If a landlord intends to undertake an assessment themselves, they should take into account the entire water system to identify any potential sources of contamination. According to the Health and Safety Executive, an assessment should take into account whether;
- the water temperature in all or some parts of the system is between 20–45 °C.
- water is stored or re-circulated as part of your system.
- there are sources of nutrients such as rust, sludge, scale, organic matter and biofilms.
- the conditions are likely to encourage bacteria to multiply.
- it is possible for water droplets to be produced and, if so, whether they can be dispersed over a wide area, e.g. showers.
- whether any resident or visitor is more susceptible to infection due to age, illness, a weakened immune system etc and whether they could be exposed to any contaminated water droplets
In general, the risks from hot and cold water systems in most residential settings would be considered as being low owing to regular water usage and turnover. The risk is further lowered where instantaneous water heaters (for example combi boilers and electric showers) are installed because in such instances there is no water storage.
Once an assessment is undertaken, it is important to review it regularly and especially where there are any changes made to the water systems.

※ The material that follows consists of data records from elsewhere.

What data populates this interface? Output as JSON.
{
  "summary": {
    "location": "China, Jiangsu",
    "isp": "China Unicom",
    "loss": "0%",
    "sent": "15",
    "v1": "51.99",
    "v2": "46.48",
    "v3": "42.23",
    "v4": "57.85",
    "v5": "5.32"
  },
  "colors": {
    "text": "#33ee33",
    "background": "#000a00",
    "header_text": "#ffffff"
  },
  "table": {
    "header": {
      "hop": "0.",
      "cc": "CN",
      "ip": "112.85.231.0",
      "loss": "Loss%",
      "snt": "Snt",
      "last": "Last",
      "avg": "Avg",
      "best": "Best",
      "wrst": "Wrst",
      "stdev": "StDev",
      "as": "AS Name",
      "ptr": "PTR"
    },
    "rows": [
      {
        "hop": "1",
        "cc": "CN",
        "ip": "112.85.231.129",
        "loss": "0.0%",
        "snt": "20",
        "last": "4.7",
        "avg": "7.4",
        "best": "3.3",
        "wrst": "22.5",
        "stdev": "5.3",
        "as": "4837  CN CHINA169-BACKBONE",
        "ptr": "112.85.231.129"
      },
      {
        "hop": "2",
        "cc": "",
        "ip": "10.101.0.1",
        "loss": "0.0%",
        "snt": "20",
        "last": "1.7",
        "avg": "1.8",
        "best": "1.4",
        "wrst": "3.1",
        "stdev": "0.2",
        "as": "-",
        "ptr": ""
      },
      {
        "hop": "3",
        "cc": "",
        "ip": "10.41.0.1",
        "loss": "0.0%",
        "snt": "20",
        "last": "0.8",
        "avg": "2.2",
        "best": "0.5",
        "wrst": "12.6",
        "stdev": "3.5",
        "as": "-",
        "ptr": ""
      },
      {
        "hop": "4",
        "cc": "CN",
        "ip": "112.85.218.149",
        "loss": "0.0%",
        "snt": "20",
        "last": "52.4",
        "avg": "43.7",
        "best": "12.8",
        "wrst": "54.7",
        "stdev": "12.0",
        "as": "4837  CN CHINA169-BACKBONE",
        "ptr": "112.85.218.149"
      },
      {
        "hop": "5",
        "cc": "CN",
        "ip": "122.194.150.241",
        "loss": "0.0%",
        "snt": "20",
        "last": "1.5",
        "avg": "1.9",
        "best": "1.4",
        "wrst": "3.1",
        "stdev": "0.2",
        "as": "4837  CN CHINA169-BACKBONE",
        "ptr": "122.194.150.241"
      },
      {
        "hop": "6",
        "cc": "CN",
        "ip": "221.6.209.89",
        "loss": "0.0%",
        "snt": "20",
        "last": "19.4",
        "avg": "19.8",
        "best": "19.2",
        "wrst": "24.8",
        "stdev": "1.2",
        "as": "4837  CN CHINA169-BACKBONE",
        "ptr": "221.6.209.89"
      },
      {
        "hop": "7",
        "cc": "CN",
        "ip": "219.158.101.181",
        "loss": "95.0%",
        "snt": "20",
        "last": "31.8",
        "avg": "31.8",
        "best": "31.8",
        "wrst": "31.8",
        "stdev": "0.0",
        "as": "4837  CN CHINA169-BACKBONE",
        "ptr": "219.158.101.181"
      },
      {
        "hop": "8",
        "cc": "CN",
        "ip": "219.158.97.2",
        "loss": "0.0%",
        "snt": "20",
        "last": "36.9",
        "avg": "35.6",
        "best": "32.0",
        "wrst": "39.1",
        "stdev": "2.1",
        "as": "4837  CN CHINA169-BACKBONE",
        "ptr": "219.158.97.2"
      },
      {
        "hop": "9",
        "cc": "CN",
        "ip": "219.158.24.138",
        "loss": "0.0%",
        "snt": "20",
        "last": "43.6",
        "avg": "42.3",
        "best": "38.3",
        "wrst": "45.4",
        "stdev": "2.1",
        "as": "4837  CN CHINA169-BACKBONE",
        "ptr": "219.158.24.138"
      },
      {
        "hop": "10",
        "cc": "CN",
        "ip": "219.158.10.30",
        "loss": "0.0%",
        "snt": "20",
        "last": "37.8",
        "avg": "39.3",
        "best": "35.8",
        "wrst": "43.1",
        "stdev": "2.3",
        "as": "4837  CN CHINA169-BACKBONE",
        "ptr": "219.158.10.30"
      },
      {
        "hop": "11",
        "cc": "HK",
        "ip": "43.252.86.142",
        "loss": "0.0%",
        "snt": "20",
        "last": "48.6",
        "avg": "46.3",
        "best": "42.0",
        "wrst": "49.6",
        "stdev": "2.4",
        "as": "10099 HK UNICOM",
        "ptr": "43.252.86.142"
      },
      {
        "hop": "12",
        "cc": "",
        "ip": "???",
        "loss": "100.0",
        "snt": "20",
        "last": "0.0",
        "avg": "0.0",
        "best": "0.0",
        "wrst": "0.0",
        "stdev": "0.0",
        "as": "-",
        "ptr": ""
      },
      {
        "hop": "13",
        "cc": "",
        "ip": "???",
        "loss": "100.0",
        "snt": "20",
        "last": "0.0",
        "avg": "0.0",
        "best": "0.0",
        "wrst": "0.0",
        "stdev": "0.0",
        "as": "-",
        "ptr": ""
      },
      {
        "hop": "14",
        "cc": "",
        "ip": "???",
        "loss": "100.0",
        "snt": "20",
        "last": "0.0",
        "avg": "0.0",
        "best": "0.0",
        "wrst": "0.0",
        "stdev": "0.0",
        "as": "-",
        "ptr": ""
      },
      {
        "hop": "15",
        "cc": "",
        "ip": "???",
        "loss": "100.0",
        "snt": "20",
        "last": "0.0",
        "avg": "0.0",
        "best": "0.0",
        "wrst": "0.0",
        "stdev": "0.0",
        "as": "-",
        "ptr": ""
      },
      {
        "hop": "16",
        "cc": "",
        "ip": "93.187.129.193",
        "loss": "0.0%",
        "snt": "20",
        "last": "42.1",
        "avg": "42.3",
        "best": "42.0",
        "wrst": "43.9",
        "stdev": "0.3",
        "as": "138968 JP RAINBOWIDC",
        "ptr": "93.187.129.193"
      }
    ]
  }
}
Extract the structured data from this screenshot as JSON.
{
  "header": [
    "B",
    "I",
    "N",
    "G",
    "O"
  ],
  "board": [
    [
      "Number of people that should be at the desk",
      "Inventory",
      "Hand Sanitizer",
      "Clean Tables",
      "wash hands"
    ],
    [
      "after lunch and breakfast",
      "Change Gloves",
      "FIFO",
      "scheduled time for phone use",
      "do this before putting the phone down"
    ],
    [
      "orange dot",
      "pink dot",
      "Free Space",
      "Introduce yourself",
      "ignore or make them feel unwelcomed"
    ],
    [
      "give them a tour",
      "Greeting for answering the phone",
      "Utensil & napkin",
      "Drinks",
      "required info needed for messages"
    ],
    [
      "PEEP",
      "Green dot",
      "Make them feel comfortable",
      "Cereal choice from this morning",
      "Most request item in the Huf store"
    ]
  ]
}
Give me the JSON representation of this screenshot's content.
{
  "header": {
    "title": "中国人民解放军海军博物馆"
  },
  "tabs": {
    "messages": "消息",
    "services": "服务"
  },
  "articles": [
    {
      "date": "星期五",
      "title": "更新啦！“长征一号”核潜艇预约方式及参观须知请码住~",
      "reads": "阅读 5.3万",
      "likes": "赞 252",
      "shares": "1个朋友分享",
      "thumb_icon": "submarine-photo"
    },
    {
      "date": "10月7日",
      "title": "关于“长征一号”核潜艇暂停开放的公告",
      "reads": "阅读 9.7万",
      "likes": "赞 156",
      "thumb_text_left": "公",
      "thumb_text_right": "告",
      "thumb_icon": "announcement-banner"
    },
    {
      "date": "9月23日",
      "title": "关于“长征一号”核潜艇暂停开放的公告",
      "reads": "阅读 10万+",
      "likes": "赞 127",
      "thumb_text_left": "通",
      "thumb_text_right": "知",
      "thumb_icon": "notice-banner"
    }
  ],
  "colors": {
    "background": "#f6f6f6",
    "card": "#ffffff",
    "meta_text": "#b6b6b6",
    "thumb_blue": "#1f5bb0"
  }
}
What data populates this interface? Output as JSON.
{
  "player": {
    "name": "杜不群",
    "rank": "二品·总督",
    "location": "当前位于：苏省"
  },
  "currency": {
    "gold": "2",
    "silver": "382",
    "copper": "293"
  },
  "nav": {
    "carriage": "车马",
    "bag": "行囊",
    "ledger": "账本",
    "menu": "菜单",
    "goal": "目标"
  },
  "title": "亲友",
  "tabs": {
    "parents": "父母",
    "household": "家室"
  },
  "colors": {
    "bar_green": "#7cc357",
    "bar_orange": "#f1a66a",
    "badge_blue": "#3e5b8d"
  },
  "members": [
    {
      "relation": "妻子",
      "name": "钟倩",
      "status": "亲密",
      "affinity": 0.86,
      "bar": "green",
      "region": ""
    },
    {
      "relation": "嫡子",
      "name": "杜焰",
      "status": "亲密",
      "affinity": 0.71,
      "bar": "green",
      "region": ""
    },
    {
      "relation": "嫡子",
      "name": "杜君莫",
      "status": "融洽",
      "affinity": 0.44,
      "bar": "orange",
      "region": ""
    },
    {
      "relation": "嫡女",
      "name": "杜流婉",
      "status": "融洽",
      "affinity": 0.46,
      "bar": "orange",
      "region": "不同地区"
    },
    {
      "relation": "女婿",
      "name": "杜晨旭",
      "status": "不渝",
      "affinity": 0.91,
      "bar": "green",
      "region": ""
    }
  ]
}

While there is no legal requirement to document a risk assessment, it is probably prudent to do so.
Control measures – Landlords
Following completion of the risk assessment, landlords should implement ongoing control measures including;
- Ensuring that debris cannot get into the system by making sure that cold water tanks, if installed, have a tight-fitting lid.
- Prior to the start of a new tenancy, run the water systems for a minimum of 2 minutes.
- Ensuring water cannot stagnate anywhere in the system by keeping pipe lengths as short as possible or removing redundant pipework
Control measures - Tenants
Tenants should be advised to undertake control measures including;
- Where a property has not been used for a period (for example during vacations) the water system should be flushed by running all outlets for at least 2 minutes.
- Setting controls so that the hot water is heated to and stored at 60°C
- Regularly clean, descale and disinfect shower heads.
Consequences of non-compliance.
The consequences of non-compliance can be serious. Landlords are legally required to manage properties so as not to expose tenants, residents and visitors to risk. Heavy fines or even imprisonment can be imposed especially if someone were to unfortunately die. Landlords can be prosecuted even if there is an exposure to risk without anyone actually becoming ill.
Important note for landlords – The above blog is provided for information purposes and guidance only and does not represent the full extent of legal obligations and duties placed on landlords. Landlords should seek appropriate advice and, where necessary, legal advice before renting property in the Private Rented Sector. The use of information provided in this blog is subject to the terms and conditions of use of our website.